We observed Rudy Chaprone twenty four hours later to make sure he was attending his AA meetings via his kitchen window. We observed him digging his finger tips into his forehead, slathering it in oil leaking from his pores, with sweat creeping down his neck, which tightened as though the droplets were ice cold – a clear indicator of the hellish depths of his alcoholic addiction.
Thankfully he attended AA again, although while rolling his bloodshot eyes as though eagerly waiting for it end, and then quickly grasped the God Juice supplied at the end of the session.

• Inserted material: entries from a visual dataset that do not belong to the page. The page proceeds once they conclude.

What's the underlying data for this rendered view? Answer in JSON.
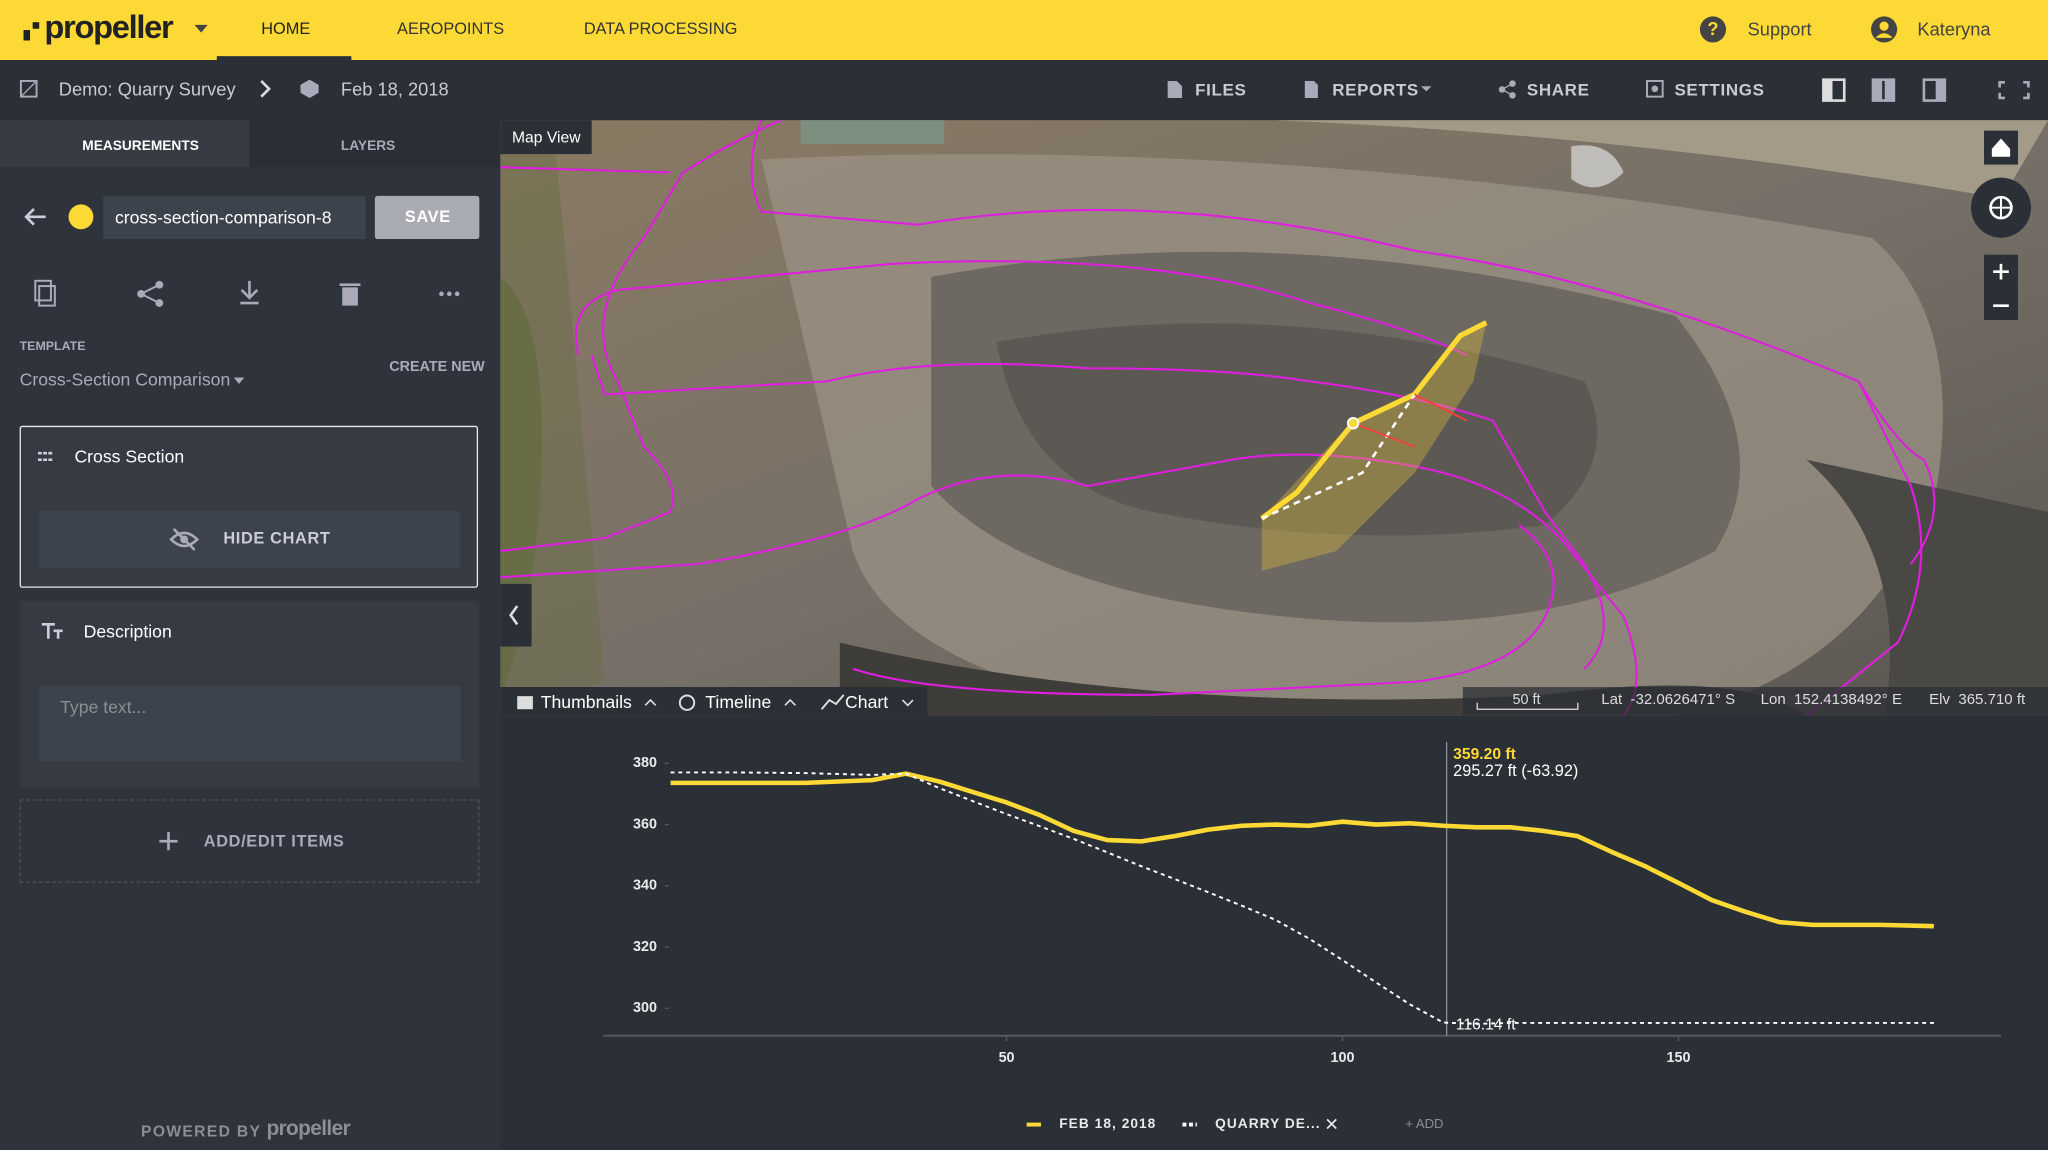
{
  "header": {
    "logo": "propeller",
    "nav": [
      "HOME",
      "AEROPOINTS",
      "DATA PROCESSING"
    ],
    "support": "Support",
    "user": "Kateryna"
  },
  "toolbar": {
    "project": "Demo: Quarry Survey",
    "date": "Feb 18, 2018",
    "actions": [
      "FILES",
      "REPORTS",
      "SHARE",
      "SETTINGS"
    ]
  },
  "sidebar": {
    "tabs": [
      "MEASUREMENTS",
      "LAYERS"
    ],
    "name": "cross-section-comparison-8",
    "save": "SAVE",
    "template_label": "TEMPLATE",
    "template": "Cross-Section Comparison",
    "create_new": "CREATE NEW",
    "cross_section": "Cross Section",
    "hide_chart": "HIDE CHART",
    "description": "Description",
    "placeholder": "Type text...",
    "add_items": "ADD/EDIT ITEMS",
    "powered_by": "POWERED BY",
    "powered_logo": "propeller"
  },
  "map": {
    "label": "Map View",
    "tabs": [
      "Thumbnails",
      "Timeline",
      "Chart"
    ],
    "scale": "50 ft",
    "lat": "Lat  -32.0626471° S",
    "lon": "Lon  152.4138492° E",
    "elv": "Elv  365.710 ft"
  },
  "chart_data": {
    "type": "line",
    "x": [
      0,
      10,
      20,
      30,
      35,
      40,
      45,
      50,
      55,
      60,
      65,
      70,
      75,
      80,
      85,
      90,
      95,
      100,
      105,
      110,
      115,
      120,
      125,
      130,
      135,
      140,
      145,
      150,
      155,
      160,
      165,
      170,
      175,
      180,
      188
    ],
    "series": [
      {
        "name": "FEB 18, 2018",
        "color": "#fcd934",
        "dash": false,
        "values": [
          373.6,
          373.6,
          373.6,
          374.5,
          376.6,
          374,
          370.6,
          367.2,
          363,
          357.9,
          354.9,
          354.5,
          356.2,
          358.3,
          359.6,
          360,
          359.6,
          360.9,
          360,
          360.4,
          359.6,
          359.1,
          359.1,
          357.9,
          356.2,
          351.1,
          346.4,
          340.9,
          335.3,
          331.5,
          328.1,
          327.2,
          327.2,
          327.2,
          326.8
        ]
      },
      {
        "name": "QUARRY DE...",
        "color": "#ffffff",
        "dash": true,
        "values": [
          377,
          377,
          376.8,
          376.2,
          376.6,
          371.9,
          367.6,
          363.4,
          359.4,
          355.3,
          350.9,
          346.4,
          342.2,
          337.9,
          333.5,
          328.9,
          322.8,
          315.7,
          308.4,
          301.3,
          295.3,
          294.9,
          295.2,
          295.2,
          295.2,
          295.2,
          295.2,
          295.2,
          295.2,
          295.2,
          295.2,
          295.2,
          295.2,
          295.2,
          295.2
        ]
      }
    ],
    "xlim": [
      -10,
      198
    ],
    "ylim": [
      291,
      384
    ],
    "xticks": [
      50,
      100,
      150
    ],
    "yticks": [
      300,
      320,
      340,
      360,
      380
    ],
    "cursor_x": 115.5,
    "annotations": [
      "359.20 ft",
      "295.27 ft (-63.92)",
      "116.14 ft"
    ],
    "legend_add": "+ ADD"
  }
}
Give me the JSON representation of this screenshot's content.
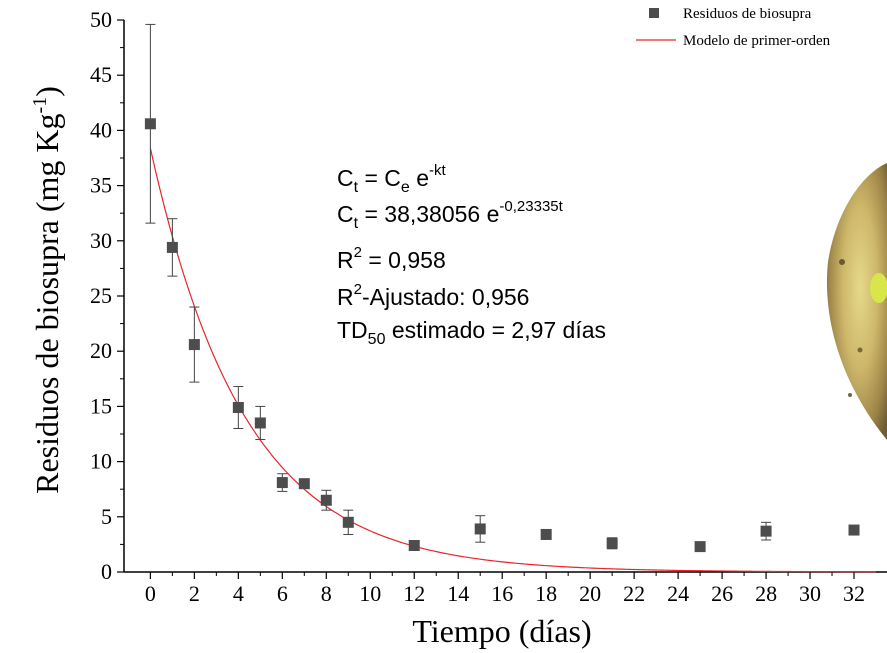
{
  "chart_data": {
    "type": "scatter",
    "xlabel": "Tiempo (días)",
    "ylabel": {
      "main": "Residuos de biosupra (mg Kg",
      "sup": "-1",
      "close": ")"
    },
    "xlim": [
      -1.2,
      33.5
    ],
    "ylim": [
      0,
      50
    ],
    "xticks": [
      0,
      2,
      4,
      6,
      8,
      10,
      12,
      14,
      16,
      18,
      20,
      22,
      24,
      26,
      28,
      30,
      32
    ],
    "yticks": [
      0,
      5,
      10,
      15,
      20,
      25,
      30,
      35,
      40,
      45,
      50
    ],
    "series": [
      {
        "name": "Residuos de biosupra",
        "kind": "points",
        "color": "#4d4d4d",
        "x": [
          0,
          1,
          2,
          4,
          5,
          6,
          7,
          8,
          9,
          12,
          15,
          18,
          21,
          25,
          28,
          32
        ],
        "values": [
          40.6,
          29.4,
          20.6,
          14.9,
          13.5,
          8.1,
          8.0,
          6.5,
          4.5,
          2.4,
          3.9,
          3.4,
          2.6,
          2.3,
          3.7,
          3.8
        ],
        "yerr": [
          9.0,
          2.6,
          3.4,
          1.9,
          1.5,
          0.8,
          0.3,
          0.9,
          1.1,
          0.3,
          1.2,
          0.3,
          0.5,
          0.3,
          0.8,
          0.3
        ]
      },
      {
        "name": "Modelo de primer-orden",
        "kind": "model",
        "color": "#e8262b",
        "C0": 38.38056,
        "k": 0.23335
      }
    ],
    "legend_position": "top-right",
    "annotations": [
      {
        "base": "C",
        "sub": "t",
        "rest": " = C",
        "sub2": "e",
        "rest2": " e",
        "sup": "-kt"
      },
      {
        "base": "C",
        "sub": "t",
        "rest": " = 38,38056 e",
        "sup": "-0,23335t"
      },
      {
        "base": "R",
        "sup": "2",
        "rest": " = 0,958"
      },
      {
        "base": "R",
        "sup": "2",
        "rest": "-Ajustado: 0,956"
      },
      {
        "base": "TD",
        "sub": "50",
        "rest": " estimado = 2,97 días"
      }
    ]
  },
  "decor": {
    "image": "potato-photo-edge"
  }
}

Curious of his progress, we once again viewed him through his kitchen window – behind which we were able to invalidate our concerns, as he was in fact not consuming alcohol. Instead, he was shoving a needle in his vein, quickly adapting to God via God Juice.
Day after day, he attended AA, receiving his God Juice, readily giving himself to a higher power as he applied pressure on the tab of the syringe.
However, we are sad to report, that Rundy did not make his last AA meeting, seeing as he was found dead on his houses floor, eyes shadowed with deep circles, and his skin chilled – multiple perforations found on his arm. Autopsy is pending, but skeptics are lead to believe that the God Juice was in fact heroin or morphine, and suggest that Randy simply overdosed.
Our condolences to Rudy Chaprone, his parents, and fifty children.